L'opposant russe Alexeï Navalny, l'un des opposants les plus résolus du Kremlin, s'est clairement présenté comme un rival de Vladimir Poutine en disant vouloir «devenir président», à moins de deux semaines d'un procès où il risque 10 ans de détention.

«Je veux devenir président», a déclaré l'avocat et blogueur lors d'une interview mercredi soir tard à la chaîne câblée Dojd, proche de l'opposition.

«Je veux changer la vie dans le pays, je veux changer le système de gouvernance du pays, je veux faire en sorte que les 140 millions de personnes qui vivent dans ce pays et qui ont du pétrole et du gaz qui sort de terre, ne vivent pas dans la misère et l'indigence la plus noire, mais vivent dans un pays normal, comme en Europe», a-t-il fait valoir.

L'opposant, l'un des plus féroces critiques du président russe, s'exprimait alors qu'il doit être jugé à partir du 17 avril à Kirov, une ville à 900 km à l'est de Moscou, dans un procès pour détournement de fonds, qu'il dénonce comme monté de toutes pièces.

Navalny est poursuivi pour avoir, à l'époque où il était conseiller du gouverneur libéral de la région, encouragé une entreprise de bois publique, Kirovles, à conclure un accord avec une société privée, qui s'est soldé par une perte de plus de 16 millions de roubles (530 000 $) pour la région de Kirov en 2009-2010.

Interrogé pour savoir s'il pensait qu'il irait en prison, l'opposant a répondu que tout dépendait de M. Poutine.

«Je n'ai aucun moyen d'entrer dans le cerveau de Poutine. Il prend ses décisions selon un système que lui seul connaît : mettre en prison ceux-ci, ne pas mettre en prison ceux-là», a-t-il dit.

Mais «je n'ai aucun doute sur le fait que le verdict sera "coupable"», a-t-il ajouté.

«Parce que même avec une peine avec sursis ils règlent plusieurs problèmes. En premier lieu, ils me priveront de la possibilité de me présenter aux élections», a-t-il estimé.

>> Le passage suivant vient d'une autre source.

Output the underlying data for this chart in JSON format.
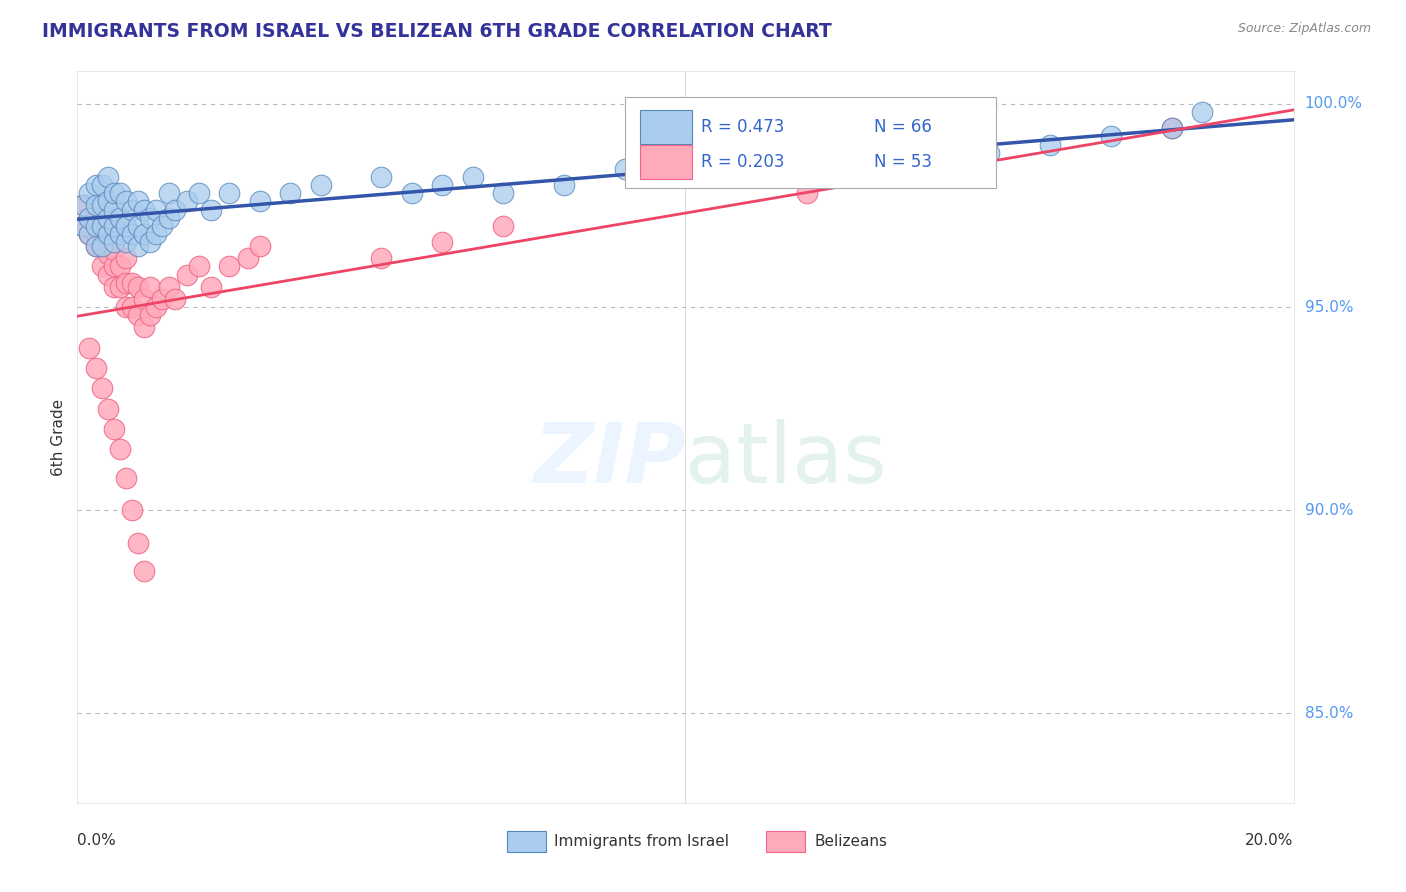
{
  "title": "IMMIGRANTS FROM ISRAEL VS BELIZEAN 6TH GRADE CORRELATION CHART",
  "source": "Source: ZipAtlas.com",
  "ylabel": "6th Grade",
  "watermark_zip": "ZIP",
  "watermark_atlas": "atlas",
  "legend_blue_label": "Immigrants from Israel",
  "legend_pink_label": "Belizeans",
  "legend_blue_R": "R = 0.473",
  "legend_blue_N": "N = 66",
  "legend_pink_R": "R = 0.203",
  "legend_pink_N": "N = 53",
  "blue_face": "#AACCEE",
  "blue_edge": "#5588BB",
  "pink_face": "#FFAABB",
  "pink_edge": "#EE6688",
  "blue_trend": "#3355AA",
  "pink_trend": "#EE4466",
  "grid_color": "#CCCCCC",
  "dashed_color": "#BBBBBB",
  "right_label_color": "#5599EE",
  "xmin": 0.0,
  "xmax": 0.2,
  "ymin": 0.828,
  "ymax": 1.008,
  "ytick_vals": [
    0.85,
    0.9,
    0.95,
    1.0
  ],
  "ytick_labels": [
    "85.0%",
    "90.0%",
    "95.0%",
    "100.0%"
  ],
  "blue_x": [
    0.001,
    0.001,
    0.002,
    0.002,
    0.002,
    0.003,
    0.003,
    0.003,
    0.003,
    0.004,
    0.004,
    0.004,
    0.004,
    0.005,
    0.005,
    0.005,
    0.005,
    0.006,
    0.006,
    0.006,
    0.006,
    0.007,
    0.007,
    0.007,
    0.008,
    0.008,
    0.008,
    0.009,
    0.009,
    0.01,
    0.01,
    0.01,
    0.011,
    0.011,
    0.012,
    0.012,
    0.013,
    0.013,
    0.014,
    0.015,
    0.015,
    0.016,
    0.018,
    0.02,
    0.022,
    0.025,
    0.03,
    0.035,
    0.04,
    0.05,
    0.055,
    0.06,
    0.065,
    0.07,
    0.08,
    0.09,
    0.1,
    0.11,
    0.12,
    0.13,
    0.14,
    0.15,
    0.16,
    0.17,
    0.18,
    0.185
  ],
  "blue_y": [
    0.97,
    0.975,
    0.968,
    0.972,
    0.978,
    0.965,
    0.97,
    0.975,
    0.98,
    0.965,
    0.97,
    0.975,
    0.98,
    0.968,
    0.972,
    0.976,
    0.982,
    0.966,
    0.97,
    0.974,
    0.978,
    0.968,
    0.972,
    0.978,
    0.966,
    0.97,
    0.976,
    0.968,
    0.974,
    0.965,
    0.97,
    0.976,
    0.968,
    0.974,
    0.966,
    0.972,
    0.968,
    0.974,
    0.97,
    0.972,
    0.978,
    0.974,
    0.976,
    0.978,
    0.974,
    0.978,
    0.976,
    0.978,
    0.98,
    0.982,
    0.978,
    0.98,
    0.982,
    0.978,
    0.98,
    0.984,
    0.982,
    0.984,
    0.986,
    0.988,
    0.986,
    0.988,
    0.99,
    0.992,
    0.994,
    0.998
  ],
  "pink_x": [
    0.001,
    0.001,
    0.002,
    0.002,
    0.003,
    0.003,
    0.003,
    0.004,
    0.004,
    0.005,
    0.005,
    0.005,
    0.006,
    0.006,
    0.006,
    0.007,
    0.007,
    0.008,
    0.008,
    0.008,
    0.009,
    0.009,
    0.01,
    0.01,
    0.011,
    0.011,
    0.012,
    0.012,
    0.013,
    0.014,
    0.015,
    0.016,
    0.018,
    0.02,
    0.022,
    0.025,
    0.028,
    0.03,
    0.002,
    0.003,
    0.004,
    0.005,
    0.006,
    0.007,
    0.008,
    0.009,
    0.01,
    0.011,
    0.05,
    0.06,
    0.07,
    0.12,
    0.18
  ],
  "pink_y": [
    0.97,
    0.975,
    0.968,
    0.972,
    0.965,
    0.968,
    0.972,
    0.96,
    0.966,
    0.958,
    0.963,
    0.968,
    0.955,
    0.96,
    0.964,
    0.955,
    0.96,
    0.95,
    0.956,
    0.962,
    0.95,
    0.956,
    0.948,
    0.955,
    0.945,
    0.952,
    0.948,
    0.955,
    0.95,
    0.952,
    0.955,
    0.952,
    0.958,
    0.96,
    0.955,
    0.96,
    0.962,
    0.965,
    0.94,
    0.935,
    0.93,
    0.925,
    0.92,
    0.915,
    0.908,
    0.9,
    0.892,
    0.885,
    0.962,
    0.966,
    0.97,
    0.978,
    0.994
  ]
}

Il a par ailleurs promis que s'il devenait président, il ferait condamner M. Poutine et ses proches, les milliardaires Guennadi Timtchenko et Arkadi Rotenberg.

«Un jour, nous les vaincrons, et nous les mettrons en prison», a-t-il assuré.

Orateur efficace, Alexeï Navalny, 36 ans, s'est d'abord fait connaître par ses activités anticorruption.

Mais il a surtout émergé sur la scène publique à partir de fin 2011, en devenant l'une des figures de proue du mouvement de contestation sans précédent né après les élections législatives remportées par le parti au pouvoir, Russie Unie, dans un scrutin entaché de fraudes selon l'opposition et de nombreux observateurs.

Inédite depuis l'arrivée à la tête de la Russie de Vladimir Poutine, cette vague de protestation a toutefois nettement perdu de sa vigueur aujourd'hui, et l'opposition lutte pour mobiliser encore les gens.

Selon un sondage de l'institut indépendant Levada publié cette semaine, seuls 37 % des Russes savent qui est Navalny et seulement 14 % d'entre eux disent qu'ils voteraient pour lui aujourd'hui.

Lors de l'interview, l'intéressé a incriminé la campagne de dénigrement et de censure des médias, et notamment de la télévision publique, contre lui.

«Si plus de gens étaient au courant de mon travail, leur vision de moi changerait, et surtout leur rapport au pouvoir changerait», a-t-il argué.

Pour Alexeï Makarkine, directeur adjoint du Centre de technologies politiques, Navalny tente «d'attirer l'attention sur son cas dans la mesure où l'intérêt de la société pour l'opposition a nettement baissé».

«Il fait monter les enchères», déclare l'expert. «Avec ses déclarations, Navalny montre que c'est un grand procès politique, qu'il s'agit de poursuites politiques contre un opposant sérieux au pouvoir».

Navalny a reconnu qu'il avait, avec toutes les personnes injustement emprisonnées selon lui, comme l'ex-magnat du pétrole et critique de Poutine Mikhaïl Khodorkovski, «la même stratégie» face à un système judiciaire contrôlé par le pouvoir.

«Tous les innocents qui sont en prison n'ont besoin que d'une chose : que d'énormes foules descendent dans la rue», a-t-il estimé.